A flutter of motion drew her eyes back to the roof. Shadow
bathed the area, so she couldn’t make out what was there. She stared for a long moment, squinting and straining, but saw nothing. Her gaze climbed higher, past the dormers and up the steep incline of slate tiles. Still nothing. Shaking it off, she told herself it was probably just a fruit rat or a feral cat.

Lowering her gaze,
she watched him walk toward the carriage house, dogs leading, suitcase trailing. Her breath caught when she saw something swoop toward him from the portico. Something large and dark. A raven. Rage spread through her like wildfire. Glaring down at the poppet in her hand, she ground out through clenched teeth, “May all your malevolence return to you ten-fold!”

Lifting the pin, she
aimed for the doll’s crotch and jabbed. The bird was already on him, clawing at his face with its talons. He’d let go of the dogs to fight it off. As she plunged in the pin, the raven screeched and madly flapped its wings. Seizing the advantage, he caught the bird by the tail and flung it away. It landed hard on the cobbles. In a blink, the dogs were on it, snarling like hungry wolves. He yelled at them and tried to pull them off, but they wouldn’t be deterred. One Westie grabbed the bird by the neck and ran, shaking it in his jaws as he went. The other followed, snapping at one of the wings. When he got his teeth in it, a vicious tugging match ensued.

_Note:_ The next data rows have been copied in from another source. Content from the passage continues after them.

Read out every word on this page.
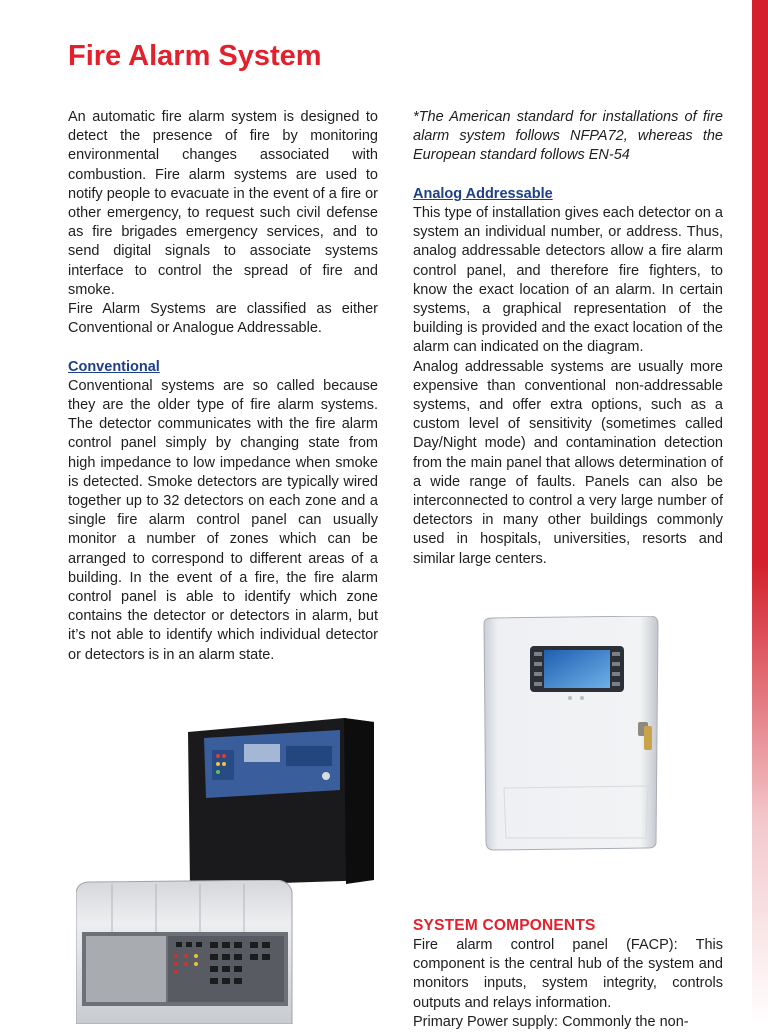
Fire Alarm System

An automatic fire alarm system is designed to detect the presence of fire by monitoring environmental changes associated with combustion. Fire alarm systems are used to notify people to evacuate in the event of a fire or other emergency, to request such civil defense as fire brigades emergency services, and to send digital signals to associate systems interface to control the spread of fire and smoke.

Fire Alarm Systems are classified as either Conventional or Analogue Addressable.

Conventional

Conventional systems are so called because they are the older type of fire alarm systems. The detector communicates with the fire alarm control panel simply by changing state from high impedance to low impedance when smoke is detected. Smoke detectors are typically wired together up to 32 detectors on each zone and a single fire alarm control panel can usually monitor a number of zones which can be arranged to correspond to different areas of a building. In the event of a fire, the fire alarm control panel is able to identify which zone contains the detector or detectors in alarm, but it’s not able to identify which individual detector or detectors is in an alarm state.

*The American standard for installations of fire alarm system follows NFPA72, whereas the European standard follows EN-54

Analog Addressable

This type of installation gives each detector on a system an individual number, or address. Thus, analog addressable detectors allow a fire alarm control panel, and therefore fire fighters, to know the exact location of an alarm. In certain systems, a graphical representation of the building is provided and the exact location of the alarm can indicated on the diagram.

Analog addressable systems are usually more expensive than conventional non-addressable systems, and offer extra options, such as a custom level of sensitivity (sometimes called Day/Night mode) and contamination detection from the main panel that allows determination of a wide range of faults. Panels can also be interconnected to control a very large number of detectors in many other buildings commonly used in hospitals, universities, resorts and similar large centers.

SYSTEM COMPONENTS

Fire alarm control panel (FACP): This component is the central hub of the system and monitors inputs, system integrity, controls outputs and relays information.

Primary Power supply: Commonly the non-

The head and wing tore off.

Nausea rolled through her. Swallowing hard, she squeezed shut her eyes. As much as she despised Branwen, she couldn’t bear to watch the terriers rip her apart. Still, she’d reaped what she’d sown, hadn’t she? The spell might not have stopped her from attacking Graham, probably because they’d not yet disposed of the poppet, but it had definitely repaid her wickedness times ten.

 

* * *

 

There wasn’t much left of the raven by the time he got the dogs under control. Had Wallace and Bruce known somehow that the bird was the woman who kicked them and locked them up? He felt terrible about what had happened, but didn’t doubt she’d have stopped at nothing to keep him.